The Beyond the Trapdoor shop owner said that although the board worked well for 15 years, it was not proactive and responsive in taking on promotional opportunities.
‘Even though everyone on the board was very dedicated, they were there on a voluntary basis,’ Ms Tan said.
‘Often members couldn’t attend meetings or make decisions, which slowed everything down. Personally, I believe this is a very positive change for Subiaco.’
City of Subiaco Mayor Heather Henderson said disbanding the Pro Subi board was a mutual decision between the organisation and the City two months ago, as the board was unable to deliver on some conditions in its contract and constitution.

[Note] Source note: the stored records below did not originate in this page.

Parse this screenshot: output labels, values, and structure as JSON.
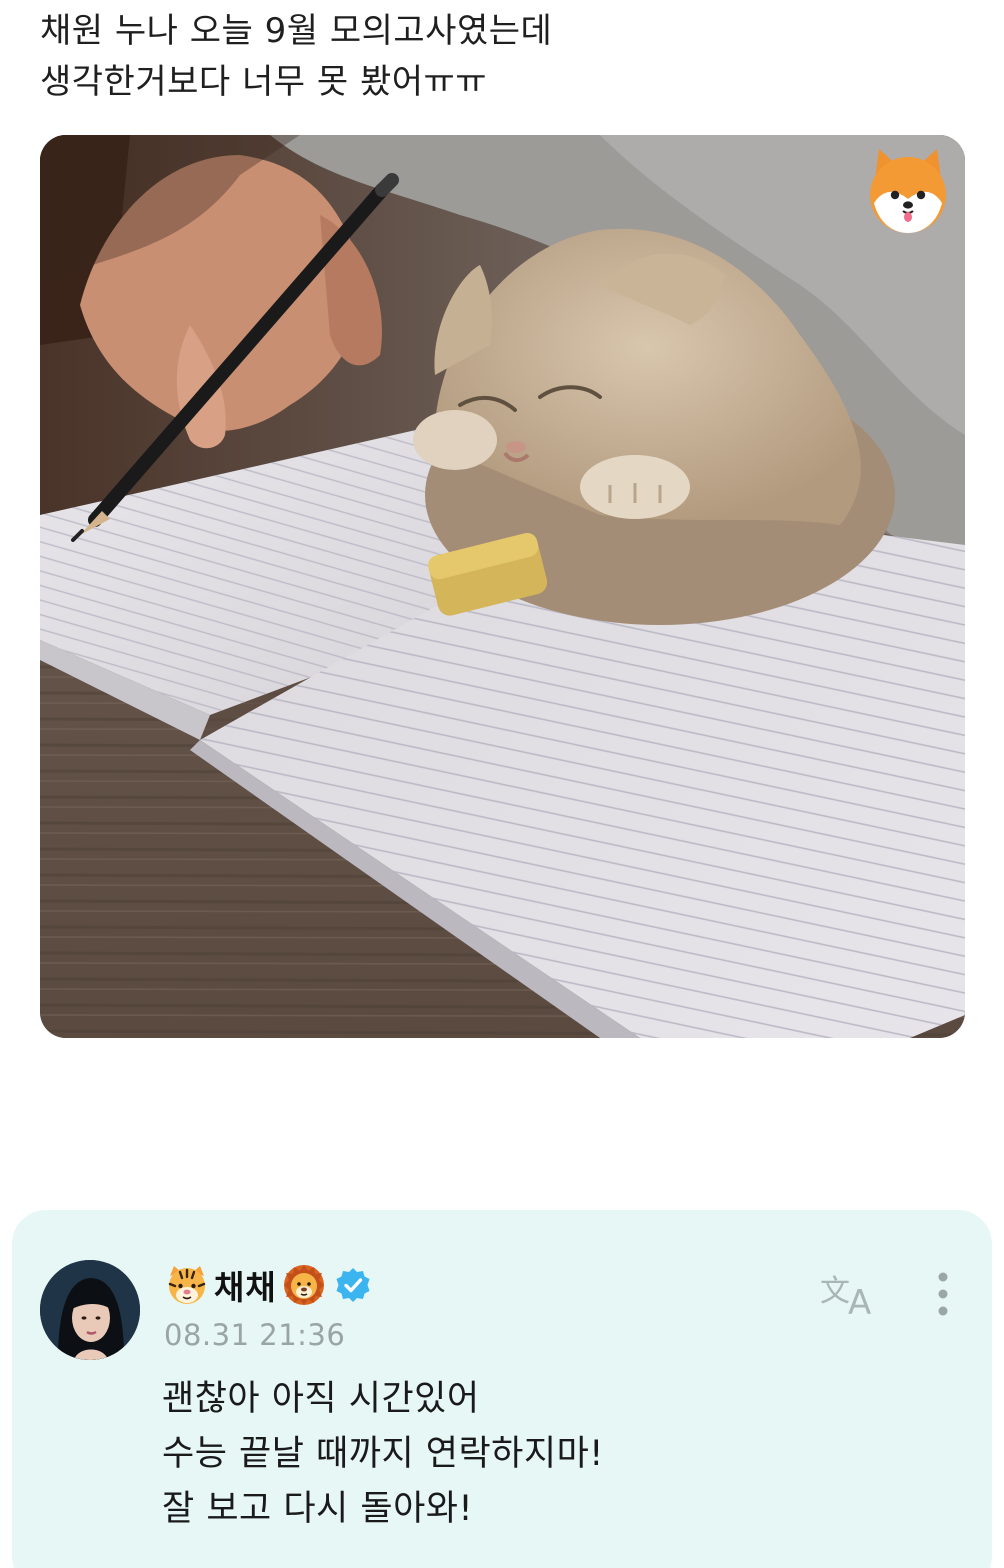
{
  "post": {
    "lines": [
      "채원 누나 오늘 9월 모의고사였는데",
      "생각한거보다 너무 못 봤어ㅠㅠ"
    ],
    "image": {
      "subject": "sleepy-cat-on-notebook",
      "badge_icon": "shiba-dog-icon"
    }
  },
  "reply": {
    "username": "채채",
    "prefix_emoji": "tiger-face-icon",
    "suffix_emoji": "lion-face-icon",
    "verified_icon": "verified-badge-icon",
    "timestamp": "08.31 21:36",
    "lines": [
      "괜찮아 아직 시간있어",
      "수능 끝날 때까지 연락하지마!",
      "잘 보고 다시 돌아와!"
    ],
    "actions": {
      "translate_icon": "translate-icon",
      "more_icon": "more-vertical-icon"
    },
    "colors": {
      "card_background": "#e6f7f6",
      "verified": "#3cb4f0",
      "timestamp": "#9aa4a6"
    }
  }
}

‘The board was unable to vote for the structural plan which was supposed to be done by March,’ she said.
Mrs Henderson said the City had brought Pro Subi executive secretary Annaliese Doesburg under its umbrella and would work with her to develop an alternate model as soon as possible.

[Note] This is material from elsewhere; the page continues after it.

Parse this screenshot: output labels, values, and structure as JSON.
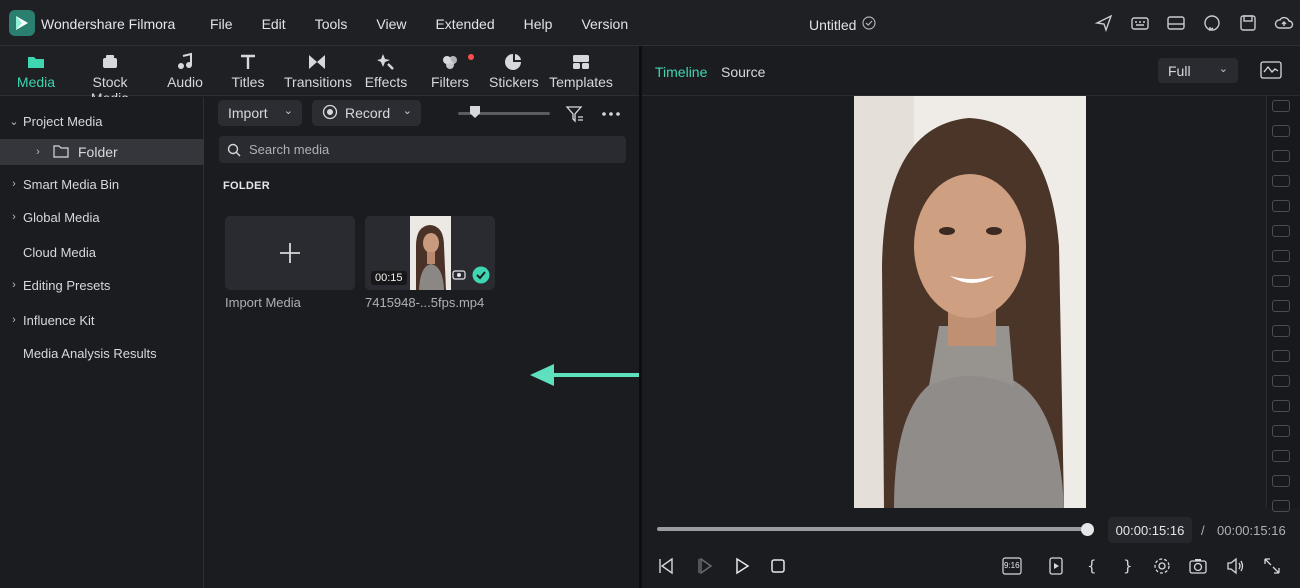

‘In the meantime, Pro Subi is still functioning and its services will be very much the same as they were under the board,’ she said.
Pro Subi will continue to be funded by the compulsory CBD business rate levy, which totalled more than $600,000 in the past financial year.

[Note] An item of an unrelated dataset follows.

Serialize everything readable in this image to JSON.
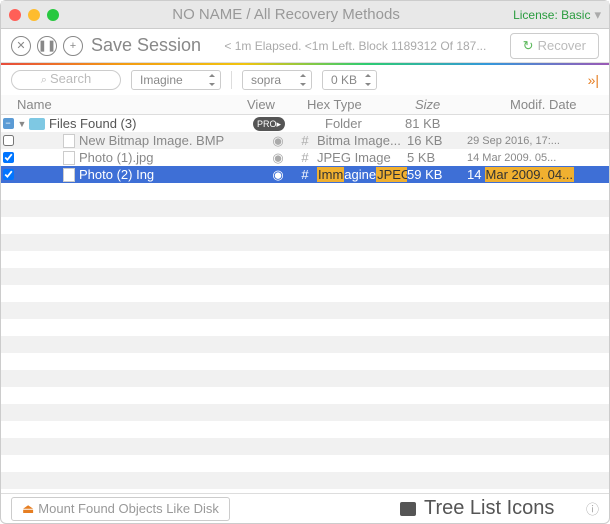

Former Pro Subi vice-chairman Garry Mann said it was a mistake for the Subiaco council to make Pro Subi an in-house operation.
‘The board was comprised of local business people who are face-to-face with clients and customers on a daily basis,’ he said.
‘It’s in their interest to produce campaigns that work ” their livelihoods depend on it.’
Ms Tan said it was unfair to prejudge how the City would handle Pro Subi.
‘I believe they will continue to consult with the community and build focus groups for particular initiatives,’ she said.